朝のホームルームが終わり一時間目の始業のチャイムが鳴った。数学界のクリストファー・ウォーケン島田先生が入ってきて起立の号令がかかり礼をする。着席したあとで、やけに楽しそうな島田先生と目が合った。
「おい飾磨、昨日テレビ観たぞ。いやー、言われてみればたしかにお前の姉ちゃん栃若葉そっくりだな。あははははは」
静まり返った教室に先生の笑い声が空虚に響いた。
「先生、それって昨日のお昼にやってた有名人そっくりさんのやつですか?」
「そうそう、観た?」
「あの優勝した人って飾磨のお姉ちゃんなんですか?」
「そうだよ、なんだみんな知らなかったの」
秒針が七回時を刻んだ。奇妙な沈黙の満ちた教室を、先生はあれれという顔で見回していた。

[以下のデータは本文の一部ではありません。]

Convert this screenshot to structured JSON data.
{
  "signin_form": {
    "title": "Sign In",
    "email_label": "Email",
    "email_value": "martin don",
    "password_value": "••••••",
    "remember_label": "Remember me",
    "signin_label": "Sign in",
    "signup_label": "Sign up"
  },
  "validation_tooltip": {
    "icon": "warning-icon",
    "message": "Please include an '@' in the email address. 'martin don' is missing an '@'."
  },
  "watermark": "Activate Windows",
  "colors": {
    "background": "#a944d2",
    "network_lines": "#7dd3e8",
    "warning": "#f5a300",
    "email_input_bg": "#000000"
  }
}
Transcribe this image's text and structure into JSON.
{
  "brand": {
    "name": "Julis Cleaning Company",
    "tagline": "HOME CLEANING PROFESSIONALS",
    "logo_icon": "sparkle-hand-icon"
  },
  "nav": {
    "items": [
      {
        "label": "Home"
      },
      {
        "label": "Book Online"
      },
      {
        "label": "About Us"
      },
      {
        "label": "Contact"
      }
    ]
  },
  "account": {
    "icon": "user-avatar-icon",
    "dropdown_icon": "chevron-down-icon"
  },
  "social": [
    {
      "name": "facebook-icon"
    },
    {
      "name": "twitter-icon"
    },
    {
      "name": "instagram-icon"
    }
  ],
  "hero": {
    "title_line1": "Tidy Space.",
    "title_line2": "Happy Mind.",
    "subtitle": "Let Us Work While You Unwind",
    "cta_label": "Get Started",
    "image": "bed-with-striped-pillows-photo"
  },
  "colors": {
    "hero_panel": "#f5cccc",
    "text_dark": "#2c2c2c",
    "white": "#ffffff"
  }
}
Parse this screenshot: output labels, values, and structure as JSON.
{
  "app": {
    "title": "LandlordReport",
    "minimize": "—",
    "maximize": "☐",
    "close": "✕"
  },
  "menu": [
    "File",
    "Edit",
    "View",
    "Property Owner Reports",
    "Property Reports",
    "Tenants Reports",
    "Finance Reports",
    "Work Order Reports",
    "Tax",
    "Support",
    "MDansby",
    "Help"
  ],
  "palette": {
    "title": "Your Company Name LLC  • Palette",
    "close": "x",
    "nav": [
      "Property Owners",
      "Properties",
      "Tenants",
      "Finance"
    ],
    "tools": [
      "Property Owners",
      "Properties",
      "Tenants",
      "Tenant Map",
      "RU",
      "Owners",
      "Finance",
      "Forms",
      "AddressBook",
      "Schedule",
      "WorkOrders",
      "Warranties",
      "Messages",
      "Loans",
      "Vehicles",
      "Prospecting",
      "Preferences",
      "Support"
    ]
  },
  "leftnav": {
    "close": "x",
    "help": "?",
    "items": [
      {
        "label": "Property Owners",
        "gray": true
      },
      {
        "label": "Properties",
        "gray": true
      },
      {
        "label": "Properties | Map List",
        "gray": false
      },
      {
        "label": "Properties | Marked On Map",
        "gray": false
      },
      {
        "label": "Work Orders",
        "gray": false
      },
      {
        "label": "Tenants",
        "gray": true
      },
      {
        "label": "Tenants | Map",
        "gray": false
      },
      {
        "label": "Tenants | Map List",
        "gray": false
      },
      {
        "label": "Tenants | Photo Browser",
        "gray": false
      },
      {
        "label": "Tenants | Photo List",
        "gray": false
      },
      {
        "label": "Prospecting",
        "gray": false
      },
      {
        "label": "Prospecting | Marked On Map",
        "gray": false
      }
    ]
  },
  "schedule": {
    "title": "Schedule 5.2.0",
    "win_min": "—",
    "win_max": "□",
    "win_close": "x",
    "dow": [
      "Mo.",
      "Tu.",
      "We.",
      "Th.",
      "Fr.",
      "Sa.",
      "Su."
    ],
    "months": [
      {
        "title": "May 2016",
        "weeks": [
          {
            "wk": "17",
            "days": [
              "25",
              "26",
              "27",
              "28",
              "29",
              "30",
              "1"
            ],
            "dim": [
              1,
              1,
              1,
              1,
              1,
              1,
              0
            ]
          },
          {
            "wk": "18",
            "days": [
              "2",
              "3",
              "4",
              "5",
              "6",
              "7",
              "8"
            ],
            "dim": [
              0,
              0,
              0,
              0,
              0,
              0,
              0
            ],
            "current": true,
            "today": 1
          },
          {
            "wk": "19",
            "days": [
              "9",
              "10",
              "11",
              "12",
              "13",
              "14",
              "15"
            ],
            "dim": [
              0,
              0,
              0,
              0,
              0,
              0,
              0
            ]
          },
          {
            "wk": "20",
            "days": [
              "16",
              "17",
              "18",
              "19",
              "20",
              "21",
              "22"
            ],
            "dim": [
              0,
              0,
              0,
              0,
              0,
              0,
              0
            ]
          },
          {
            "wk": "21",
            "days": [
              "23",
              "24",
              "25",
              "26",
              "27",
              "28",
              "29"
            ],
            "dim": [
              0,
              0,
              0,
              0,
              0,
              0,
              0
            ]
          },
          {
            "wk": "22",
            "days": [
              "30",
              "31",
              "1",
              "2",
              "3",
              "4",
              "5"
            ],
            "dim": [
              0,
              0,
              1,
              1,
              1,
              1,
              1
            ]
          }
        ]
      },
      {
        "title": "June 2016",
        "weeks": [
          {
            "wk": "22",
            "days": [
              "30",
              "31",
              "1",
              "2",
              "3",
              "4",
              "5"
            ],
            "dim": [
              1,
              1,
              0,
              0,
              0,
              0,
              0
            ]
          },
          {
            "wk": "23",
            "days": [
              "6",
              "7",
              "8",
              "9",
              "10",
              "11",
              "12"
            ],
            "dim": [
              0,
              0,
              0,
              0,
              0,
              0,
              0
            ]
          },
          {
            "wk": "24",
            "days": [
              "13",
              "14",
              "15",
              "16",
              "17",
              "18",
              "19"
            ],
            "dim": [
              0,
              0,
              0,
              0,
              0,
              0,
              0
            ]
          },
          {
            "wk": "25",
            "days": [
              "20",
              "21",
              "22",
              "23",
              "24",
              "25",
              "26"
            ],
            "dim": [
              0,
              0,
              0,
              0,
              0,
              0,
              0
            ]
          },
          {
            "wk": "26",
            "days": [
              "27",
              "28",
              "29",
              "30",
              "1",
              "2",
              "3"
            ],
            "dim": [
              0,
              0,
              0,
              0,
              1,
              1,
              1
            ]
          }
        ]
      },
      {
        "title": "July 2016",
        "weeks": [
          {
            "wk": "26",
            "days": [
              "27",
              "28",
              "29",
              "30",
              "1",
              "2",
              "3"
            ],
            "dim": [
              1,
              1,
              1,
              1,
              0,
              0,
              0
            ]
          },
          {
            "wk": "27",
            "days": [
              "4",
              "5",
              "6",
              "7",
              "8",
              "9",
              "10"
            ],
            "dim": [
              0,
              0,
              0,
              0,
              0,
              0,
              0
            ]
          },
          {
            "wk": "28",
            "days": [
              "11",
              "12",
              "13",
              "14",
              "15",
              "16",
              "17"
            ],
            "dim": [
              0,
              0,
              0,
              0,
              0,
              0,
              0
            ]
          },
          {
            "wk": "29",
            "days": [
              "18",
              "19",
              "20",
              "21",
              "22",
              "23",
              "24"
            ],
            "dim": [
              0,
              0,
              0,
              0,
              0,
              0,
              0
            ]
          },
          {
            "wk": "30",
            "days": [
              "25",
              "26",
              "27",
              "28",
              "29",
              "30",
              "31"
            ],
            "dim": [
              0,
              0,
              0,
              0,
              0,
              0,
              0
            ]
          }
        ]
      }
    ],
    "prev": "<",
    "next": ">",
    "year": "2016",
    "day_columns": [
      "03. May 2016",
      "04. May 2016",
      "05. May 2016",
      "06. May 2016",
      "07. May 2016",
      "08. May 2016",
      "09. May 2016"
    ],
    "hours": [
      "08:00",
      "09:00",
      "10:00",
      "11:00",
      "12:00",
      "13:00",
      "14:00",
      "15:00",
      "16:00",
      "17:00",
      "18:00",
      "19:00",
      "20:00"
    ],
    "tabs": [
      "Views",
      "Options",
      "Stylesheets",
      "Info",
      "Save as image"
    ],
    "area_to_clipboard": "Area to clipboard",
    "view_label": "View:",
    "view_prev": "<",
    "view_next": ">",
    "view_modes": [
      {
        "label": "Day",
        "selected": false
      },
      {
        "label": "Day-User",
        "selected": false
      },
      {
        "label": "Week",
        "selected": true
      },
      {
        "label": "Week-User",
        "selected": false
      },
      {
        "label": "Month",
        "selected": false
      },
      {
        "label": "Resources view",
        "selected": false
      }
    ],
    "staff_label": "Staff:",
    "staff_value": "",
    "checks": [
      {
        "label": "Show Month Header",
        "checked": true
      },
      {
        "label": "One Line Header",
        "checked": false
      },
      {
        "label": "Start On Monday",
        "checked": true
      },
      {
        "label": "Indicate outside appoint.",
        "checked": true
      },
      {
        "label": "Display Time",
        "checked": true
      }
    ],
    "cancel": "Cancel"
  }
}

誰かが堪えきれずに吹き出したのをきっかけに、大爆笑がクラスを包んだ。駒場と藤井が僕を指差して笑っている。吉田は、顔面を真っ赤にして机に突っ伏し、ひくひくする腹を抱えている。僕はとっさに細貝さんの方に目を向けた。前の席の子が振り返って、笑いながら何か細貝さんに話しかけているのが見えた。細貝さんは僕の方をちらりと見て、くすりと笑った。少し眉を寄せたその笑顔が、僕の目には嘲笑に映った。
「とーちわかば、とーちわかば」
気付くと教室中が手を叩いて僕を煽っていた。ポコポコダンスをやれというのか。似てるの僕じゃないんだが。
――やっちゃえよ、やっちゃえって。
鉄槌の声が頭に響く。朦朧とした意識のまま、僕は机の上に上がり、僕に向けられた冷笑と嘲笑の数々を見下ろした。最高潮に達した手叩きとシュプレヒコールが、僕の頭を芯まで痺れさせ、深い絶望に沈みゆく恍惚が体を満たしていく。
「うおおおぉーっ」
両の握りこぶしを砕けよとばかりに頭から頬そして胸へとぽこぽこ叩きつけ、最後に腹をぽーんと叩いた僕は、校舎を揺るがすほどの喝采に包まれたのであった。